5. Internal combustion engine based on one of the claims 1 to 4,
identified by the fact that the turbocharger has a charge cooler
attached behind it, or with multi-level charging, at least one
charge cooler is connected behind one level.
6. Internal combustion engine based on one of the claims 1 to 5,
identified by the fact that the turbocharger has a charge cooler
attached behind it, or with multi-level charging, at least one
charge cooler is connected behind one level.
7. Internal combustion engine based on one of the claims 1 to 6,
identified by the fact that the supplemental compressor is used as
a secondary air pump to draw air in a catalytic converter.
8. Internal combustion engine based on one of the claims 1 to 7,
identified by the fact that an electric engine which provides power
to the supplemental compressor is present.
9. Internal combustion engine based on one of the claims 1 to 8,
identified by the fact that an electronic control device is present
to power the supplemental compressor and the closing or switching
means.
10. Internal combustion engine based on one of the claims 1 to 9,
identified by the fact that the supplemental compressor aids the
turbocharger in operational conditions in which the power taken
from the exhaust flow is insufficient.
11. Internal combustion engine based on one of the claims 1 to 10,
identified by the fact that the supplemental compressor is turned
off by the turbocharger when the required boost pressure is
attained.
12. Internal combustion engine based on one of the claims 1 to 10,
identified by the fact that the supplemental compressor is used to
deliberately increase the boost pressure.
13. Internal combustion engine based on one of the claims 1 to 12,
identified by the fact that the supplemental compressor and the
turbocharger draw from different intake areas.

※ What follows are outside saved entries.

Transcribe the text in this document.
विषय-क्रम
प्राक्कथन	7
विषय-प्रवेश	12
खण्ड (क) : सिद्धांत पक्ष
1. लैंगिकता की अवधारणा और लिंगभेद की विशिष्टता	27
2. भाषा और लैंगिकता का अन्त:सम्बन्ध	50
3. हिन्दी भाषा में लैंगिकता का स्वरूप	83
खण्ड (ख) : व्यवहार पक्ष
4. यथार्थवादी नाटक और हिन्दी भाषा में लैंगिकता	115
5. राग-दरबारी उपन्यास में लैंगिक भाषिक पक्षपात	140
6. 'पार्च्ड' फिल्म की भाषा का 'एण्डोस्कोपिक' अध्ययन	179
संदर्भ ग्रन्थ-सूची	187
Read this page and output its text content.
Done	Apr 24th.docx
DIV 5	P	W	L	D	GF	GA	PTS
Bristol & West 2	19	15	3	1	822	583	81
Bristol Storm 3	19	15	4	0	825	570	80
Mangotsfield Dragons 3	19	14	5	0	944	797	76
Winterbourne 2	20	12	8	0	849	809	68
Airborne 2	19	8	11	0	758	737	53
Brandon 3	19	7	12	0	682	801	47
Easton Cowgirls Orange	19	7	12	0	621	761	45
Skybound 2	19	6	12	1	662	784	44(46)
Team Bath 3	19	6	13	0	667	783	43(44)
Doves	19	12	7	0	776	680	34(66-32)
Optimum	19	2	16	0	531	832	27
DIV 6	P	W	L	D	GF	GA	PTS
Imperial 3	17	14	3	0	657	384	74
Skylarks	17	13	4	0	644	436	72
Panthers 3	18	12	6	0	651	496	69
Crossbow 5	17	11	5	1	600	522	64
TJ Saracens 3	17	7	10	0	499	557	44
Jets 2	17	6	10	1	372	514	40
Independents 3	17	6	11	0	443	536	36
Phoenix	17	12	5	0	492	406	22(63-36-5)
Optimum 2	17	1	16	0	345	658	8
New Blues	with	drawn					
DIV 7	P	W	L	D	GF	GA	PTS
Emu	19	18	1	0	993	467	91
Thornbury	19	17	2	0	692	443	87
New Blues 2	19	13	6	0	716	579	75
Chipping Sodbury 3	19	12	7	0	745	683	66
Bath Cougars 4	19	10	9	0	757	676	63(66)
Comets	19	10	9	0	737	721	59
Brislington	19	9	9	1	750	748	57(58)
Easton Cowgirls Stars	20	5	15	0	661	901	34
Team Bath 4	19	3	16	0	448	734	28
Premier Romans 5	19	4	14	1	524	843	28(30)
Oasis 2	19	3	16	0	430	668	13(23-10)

14. Internal combustion engine based on one of the claims 1 to 12,
identified by the fact that the supplemental compressor and the
turbocharger draw from the same intake area.
15. Internal combustion engine based on one of the claims 1 to 14,
identified by the fact that the air compressed by the supplemental
compressor can only flow in the direction of the turbocharger.
16. Internal combustion engine based on one of the claims 1 to 15,
identified by the fact that the turbocharger no longer draws from
the supplemental compressor, once the supplemental compressor is
switched off.
17. Internal combustion engine based on one of the claims 1 to 16,
identified by the fact that there is at least one supplemental
compressor with at least one step is connected in series with
turbocharger.
18. Internal combustion engine based on one of the claims 1 to 16,
identified by the fact that there is at least one supplemental
compressor with at least one step is connected parallel with
turbocharger.
19. Internal combustion engine based on claim 2, identified by the
fact that the electric motor is powered by the 12-volt electrical
system.
20. Internal combustion engine based on one of the claims 1 to 19,
identified by the fact that the intake pipe assembly (18) includes
the supplemental compressor.
21. Internal combustion engine based on claim 20, identified by the
fact that the supplemental compressor is integrated in the intake
pipe.
22. Internal combustion engine based on claim 20, identified by the
fact that the supplemental compressor is built is onto the intake
pipe.
23. Internal combustion engine based on one of the claims 1 to 19,
identified by the fact that the cylinder head assembly (23)
includes the supplemental compressor.
24. Internal combustion engine based on claim 23, identified by the
fact that the supplemental compressor (4) is integrated in the
cylinder head or cylinder head cover.
25. Internal combustion engine based on claim 23, identified by the
fact that the supplemental compressor (4) is built onto the
cylinder head or cylinder head cover.
26. Internal combustion engine based on one of the claims 1 to 19,
identified by the fact that the air filter assembly (24) includes
the supplemental compressor (4).
27. Internal combustion engine based on claim 26, identified by the
fact that the supplemental compressor (4) is integrated in the air
filter casing.
28. Internal combustion engine based on claim 26, identified by the
fact that the supplemental compressor (4) is built onto the air
filter casing.
29. Internal combustion engine based on one of the claims 1 to 19,
identified by the fact that the exhaust assembly (25) includes the
supplemental compressor (4).
30. Internal combustion engine based on claim 29, identified by the
fact that the supplemental compressor is integrated in the exhaust
drive.
31. Internal combustion engine based on claim 29, identified by the
fact that the supplemental compressor (4) is built onto the exhaust
drive.
32. Internal combustion engine based on one of the claims 20 to 31,
identified by the fact that the spiral conduction is formed around
the compressor running wheel directly in the component
incorporating the compressor.
33. Internal combustion engine based on one of the claims 20 to 32,
identified by the fact that the drive (5) of the supplemental
compressor (4) is mounted vibration decoupling in the assembly
which incorporates the supplemental compressor (4).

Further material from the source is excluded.